Your Source For The Arts In Atlanta

A community’s appearance can be rearranged, but its heartbeat — the character of those who live community – cannot. Artist Shanequa Gay’s murals speak to history and community in LIT WITHOUT SHERMAN: A Love Letter to the West End (through October 15 at Hammonds House Museum).

The exhibition, which took Gay 21 days to complete, is a labor of love and a testament to Gay, whose work can be “public- and exchange-based, explore current social and ethical issues, and focus on the experiences of African-ascendant bodies and communities.”

As a child, Atlanta artist Shanequa Gay spent time in West End at her grandmother’s Oak Street home.

Her murals, including specially designed toile schema wallpaper (a simple, repeating decorating pattern), take up almost every inch of the museum’s wall space without compromising its Victorian style. Upon entering, you’ll notice calming blue walls with white silhouettes. They complement the museum’s latticework, wainscoting and wood floors. Round the corner and you’ll see walls painted in bold oranges and reds and featuring larger-than-life images, aka the Welcoming Committee. You’ll see street signs — Ralph David Abernathy Boulevard, West End Place and Lee Street, for example — and delightful depictions of boys selling water and Muslim brothers selling bean pies.

The next room features W.E.B. Du Bois as a drum major, poised high above a fireplace mantel in an ode to the Atlanta University Center. You’ll see the distinct logo lettering of Clark Atlanta University and Morehouse College, the pillared arch logo of Spelman College and facial outlines of men and women inside filigree-style painted frames. Gay’s inverted use of red, black and green is a message of pride. Like the Pan-African flag, it speaks to the black liberation integral to the West End community.

Just as Hammonds House speaks to the art of the African diaspora, Gay’s art speaks to West End. There’s a playful peacefulness, an almost imaginary side to her work, from her use of blue to her bold illustrations.
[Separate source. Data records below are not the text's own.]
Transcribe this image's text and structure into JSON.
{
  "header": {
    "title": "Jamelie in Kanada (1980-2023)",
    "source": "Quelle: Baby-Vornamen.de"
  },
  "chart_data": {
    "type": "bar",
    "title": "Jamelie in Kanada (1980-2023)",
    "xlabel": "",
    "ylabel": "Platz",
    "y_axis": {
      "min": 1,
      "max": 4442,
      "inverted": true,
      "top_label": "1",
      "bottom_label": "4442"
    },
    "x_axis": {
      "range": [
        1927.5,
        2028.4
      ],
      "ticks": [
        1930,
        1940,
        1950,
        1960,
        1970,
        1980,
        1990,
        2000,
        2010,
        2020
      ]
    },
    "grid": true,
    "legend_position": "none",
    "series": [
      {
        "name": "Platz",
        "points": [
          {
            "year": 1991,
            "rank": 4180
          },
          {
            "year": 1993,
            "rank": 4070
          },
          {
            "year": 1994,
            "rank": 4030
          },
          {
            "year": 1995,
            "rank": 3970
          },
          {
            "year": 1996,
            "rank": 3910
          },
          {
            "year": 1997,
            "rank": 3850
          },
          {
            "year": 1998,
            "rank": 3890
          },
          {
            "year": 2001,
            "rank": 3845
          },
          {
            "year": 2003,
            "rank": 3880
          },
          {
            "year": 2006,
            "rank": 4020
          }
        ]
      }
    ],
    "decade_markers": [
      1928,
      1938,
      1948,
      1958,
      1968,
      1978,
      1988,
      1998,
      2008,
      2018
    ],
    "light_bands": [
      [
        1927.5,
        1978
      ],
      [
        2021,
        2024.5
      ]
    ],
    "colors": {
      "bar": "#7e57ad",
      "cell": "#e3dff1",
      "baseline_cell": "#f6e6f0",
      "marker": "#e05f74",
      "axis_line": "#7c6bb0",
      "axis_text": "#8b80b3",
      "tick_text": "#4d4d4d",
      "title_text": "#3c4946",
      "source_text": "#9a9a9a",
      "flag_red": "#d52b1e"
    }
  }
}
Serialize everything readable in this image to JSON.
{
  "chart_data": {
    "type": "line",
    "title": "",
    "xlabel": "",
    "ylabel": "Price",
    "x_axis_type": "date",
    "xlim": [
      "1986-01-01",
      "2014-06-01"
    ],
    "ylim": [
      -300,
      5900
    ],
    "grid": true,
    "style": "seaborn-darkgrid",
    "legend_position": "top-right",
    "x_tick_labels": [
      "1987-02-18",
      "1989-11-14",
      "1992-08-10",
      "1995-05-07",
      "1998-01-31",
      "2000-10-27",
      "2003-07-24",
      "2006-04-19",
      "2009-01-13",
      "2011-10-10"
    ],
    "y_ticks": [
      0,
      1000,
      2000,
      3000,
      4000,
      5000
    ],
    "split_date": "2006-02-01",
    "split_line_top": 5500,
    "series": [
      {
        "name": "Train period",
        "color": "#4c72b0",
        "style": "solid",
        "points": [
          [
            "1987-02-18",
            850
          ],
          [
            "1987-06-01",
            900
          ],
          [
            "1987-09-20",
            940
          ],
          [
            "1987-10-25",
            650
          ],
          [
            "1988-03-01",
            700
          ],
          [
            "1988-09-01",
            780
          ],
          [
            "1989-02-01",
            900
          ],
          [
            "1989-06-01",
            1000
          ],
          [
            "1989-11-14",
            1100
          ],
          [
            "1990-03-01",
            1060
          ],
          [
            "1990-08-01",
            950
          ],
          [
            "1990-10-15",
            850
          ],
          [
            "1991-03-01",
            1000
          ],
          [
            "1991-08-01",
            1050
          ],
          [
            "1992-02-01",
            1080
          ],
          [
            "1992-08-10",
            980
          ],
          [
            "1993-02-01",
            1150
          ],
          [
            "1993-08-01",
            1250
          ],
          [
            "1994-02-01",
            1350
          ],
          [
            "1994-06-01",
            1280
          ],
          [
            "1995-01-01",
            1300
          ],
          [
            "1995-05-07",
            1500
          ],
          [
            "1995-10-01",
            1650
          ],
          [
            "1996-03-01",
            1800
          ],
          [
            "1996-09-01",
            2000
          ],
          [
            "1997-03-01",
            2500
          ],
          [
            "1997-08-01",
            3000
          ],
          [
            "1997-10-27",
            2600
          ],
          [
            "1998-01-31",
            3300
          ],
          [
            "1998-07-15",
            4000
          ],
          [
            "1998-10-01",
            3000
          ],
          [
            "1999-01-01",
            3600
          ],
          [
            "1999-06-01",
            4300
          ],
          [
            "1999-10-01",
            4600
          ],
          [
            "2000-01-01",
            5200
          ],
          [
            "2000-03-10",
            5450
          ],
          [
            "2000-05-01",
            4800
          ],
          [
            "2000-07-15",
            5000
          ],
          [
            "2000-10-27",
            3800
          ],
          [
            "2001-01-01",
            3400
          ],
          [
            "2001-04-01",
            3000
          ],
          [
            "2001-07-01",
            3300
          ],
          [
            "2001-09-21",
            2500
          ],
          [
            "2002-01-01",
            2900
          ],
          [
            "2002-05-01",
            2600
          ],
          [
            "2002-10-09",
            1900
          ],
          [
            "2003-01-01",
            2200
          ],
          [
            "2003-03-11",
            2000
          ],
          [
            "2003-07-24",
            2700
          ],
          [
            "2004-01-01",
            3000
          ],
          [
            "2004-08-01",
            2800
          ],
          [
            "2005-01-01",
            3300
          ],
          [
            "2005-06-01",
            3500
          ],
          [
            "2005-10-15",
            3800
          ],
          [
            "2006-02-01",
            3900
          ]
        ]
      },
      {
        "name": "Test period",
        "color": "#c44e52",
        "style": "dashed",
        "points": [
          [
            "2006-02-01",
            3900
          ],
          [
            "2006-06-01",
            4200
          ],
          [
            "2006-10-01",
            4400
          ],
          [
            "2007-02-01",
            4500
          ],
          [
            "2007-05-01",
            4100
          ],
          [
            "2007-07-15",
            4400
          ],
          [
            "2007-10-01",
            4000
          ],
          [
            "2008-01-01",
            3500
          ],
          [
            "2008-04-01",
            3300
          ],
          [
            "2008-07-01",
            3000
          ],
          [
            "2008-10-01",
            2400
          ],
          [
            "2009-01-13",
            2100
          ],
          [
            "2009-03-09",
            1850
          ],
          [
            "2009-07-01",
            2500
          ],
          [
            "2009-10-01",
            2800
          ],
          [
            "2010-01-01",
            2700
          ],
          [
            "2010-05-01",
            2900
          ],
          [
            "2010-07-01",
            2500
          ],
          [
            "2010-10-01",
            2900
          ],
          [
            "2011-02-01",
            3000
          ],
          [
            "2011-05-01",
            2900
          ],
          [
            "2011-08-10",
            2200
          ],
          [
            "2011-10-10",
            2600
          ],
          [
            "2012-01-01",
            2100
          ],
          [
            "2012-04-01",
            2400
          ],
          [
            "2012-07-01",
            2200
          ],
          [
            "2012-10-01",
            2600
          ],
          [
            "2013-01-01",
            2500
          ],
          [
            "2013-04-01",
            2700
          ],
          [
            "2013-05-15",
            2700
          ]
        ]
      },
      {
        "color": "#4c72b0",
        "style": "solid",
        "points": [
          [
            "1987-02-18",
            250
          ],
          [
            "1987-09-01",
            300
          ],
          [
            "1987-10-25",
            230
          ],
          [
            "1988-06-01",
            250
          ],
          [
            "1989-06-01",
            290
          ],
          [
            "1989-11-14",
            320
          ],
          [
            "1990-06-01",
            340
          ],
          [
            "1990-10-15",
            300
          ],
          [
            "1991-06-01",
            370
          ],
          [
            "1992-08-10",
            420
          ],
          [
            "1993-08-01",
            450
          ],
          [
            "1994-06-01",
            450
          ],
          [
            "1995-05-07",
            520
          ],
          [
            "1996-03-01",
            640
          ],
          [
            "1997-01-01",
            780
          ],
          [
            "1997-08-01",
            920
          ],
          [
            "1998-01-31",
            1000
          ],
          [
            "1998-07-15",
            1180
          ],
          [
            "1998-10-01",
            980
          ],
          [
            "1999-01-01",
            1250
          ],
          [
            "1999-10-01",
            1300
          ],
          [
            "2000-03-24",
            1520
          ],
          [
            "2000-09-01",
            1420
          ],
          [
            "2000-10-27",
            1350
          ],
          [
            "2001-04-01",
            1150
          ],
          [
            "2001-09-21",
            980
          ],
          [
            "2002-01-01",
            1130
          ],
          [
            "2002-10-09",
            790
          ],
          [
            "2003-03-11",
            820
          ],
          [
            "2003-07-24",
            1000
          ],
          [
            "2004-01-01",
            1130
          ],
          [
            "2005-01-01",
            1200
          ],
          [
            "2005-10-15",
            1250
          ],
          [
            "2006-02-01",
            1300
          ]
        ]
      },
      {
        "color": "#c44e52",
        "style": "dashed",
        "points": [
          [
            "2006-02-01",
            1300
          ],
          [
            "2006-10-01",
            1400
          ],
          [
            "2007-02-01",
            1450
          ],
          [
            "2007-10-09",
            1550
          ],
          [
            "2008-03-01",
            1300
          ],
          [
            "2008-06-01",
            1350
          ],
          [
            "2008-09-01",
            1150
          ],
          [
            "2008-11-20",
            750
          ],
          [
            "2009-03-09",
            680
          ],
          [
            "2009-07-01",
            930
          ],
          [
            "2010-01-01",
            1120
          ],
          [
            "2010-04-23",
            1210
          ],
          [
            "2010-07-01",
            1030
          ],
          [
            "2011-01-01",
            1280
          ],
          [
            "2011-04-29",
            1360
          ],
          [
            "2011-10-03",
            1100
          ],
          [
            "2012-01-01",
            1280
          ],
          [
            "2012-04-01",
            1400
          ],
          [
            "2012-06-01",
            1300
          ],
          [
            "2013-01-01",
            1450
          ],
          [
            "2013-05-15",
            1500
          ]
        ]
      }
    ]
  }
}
Literature or gallery information would help serve as a guide here. Newcomers may not realize that recorded voices heard in the distance are part of the show. They come from those who grew up, spent time or still live in West End, and they give these love letters context. In a video collaboration, the people in Gay’s stationary illustrations walk out of the stillness to share their stories. Gay and the museum want to showcase community, so videos of historically black college and university alumni, business owners and neighbors speak to the area’s glory and challenges.

The larger-than-life Welcoming Committee greets visitors in a space around the corner from the museum’s entrance.

In many respects, West End was an authentic live-work-play community before the term came into popular use a decade ago. In his video, spoken-word poet Adán Bean describes West End as the “sauce secret that was best kept . . . we lived without Sherman.”

Gay’s childhood connection to West End was time spent at her grandmother’s house on Oak Street. LIT WITHOUT SHERMAN, she says, “doesn’t hide from history. Stories speak as loudly and as quietly on every available inch of the walls, a visual coded language.” The phrase “million-dollar block” shows up several times and refers to drug dealing. It’s clear that Gay doesn’t back away from the truth regardless of its ugliness.

West End Saints depicts six figures in flowing robes and includes (from left) real estate broker Lottie Watkins, funeral director Willie A. Watkins and Hammonds House namesake Dr. Otis Hammonds.

Her fanciful characterizations continue after the first landing (the museum offers access for those with physical challenges). You’ll experience the exhibit’s crowning glory as natural light shines through a bay window. Ahead are six larger-scale angelic beings, announced in a black-and-gold banner as West End Saints — civil rights activist Jamil Abdullah Al-Amin (aka H. Rap Brown); novelist/playwright Pearl Cleage; the Rev. Albert B. Cleage, a religious leader and founder of the Shrine of the Black Madonna bookstore; Lottie Watkins, the first black woman to sell real estate in Atlanta; funeral home director Willie A. Watkins; and Dr. Otis Hammonds, the physician and arts patron for whom the museum is named.

Gay displays the fully colored skin tones and spirited facial details of each saint; all wear variations of flowing gray and black robes. Sacredness. You won’t see the saints’ complete bodies, just wisps of robing. Each has a subtle streak or two reminiscent of the blue hue seen in the gallery below. It’s as if the saints are speaking their own West End love, passing the emotion forward as life lessons that must continue.

LIT WITHOUT SHERMAN: A Love Letter to the West End is more than buildings and historic markers. It’s a love letter of humanity, pride and the will to endure.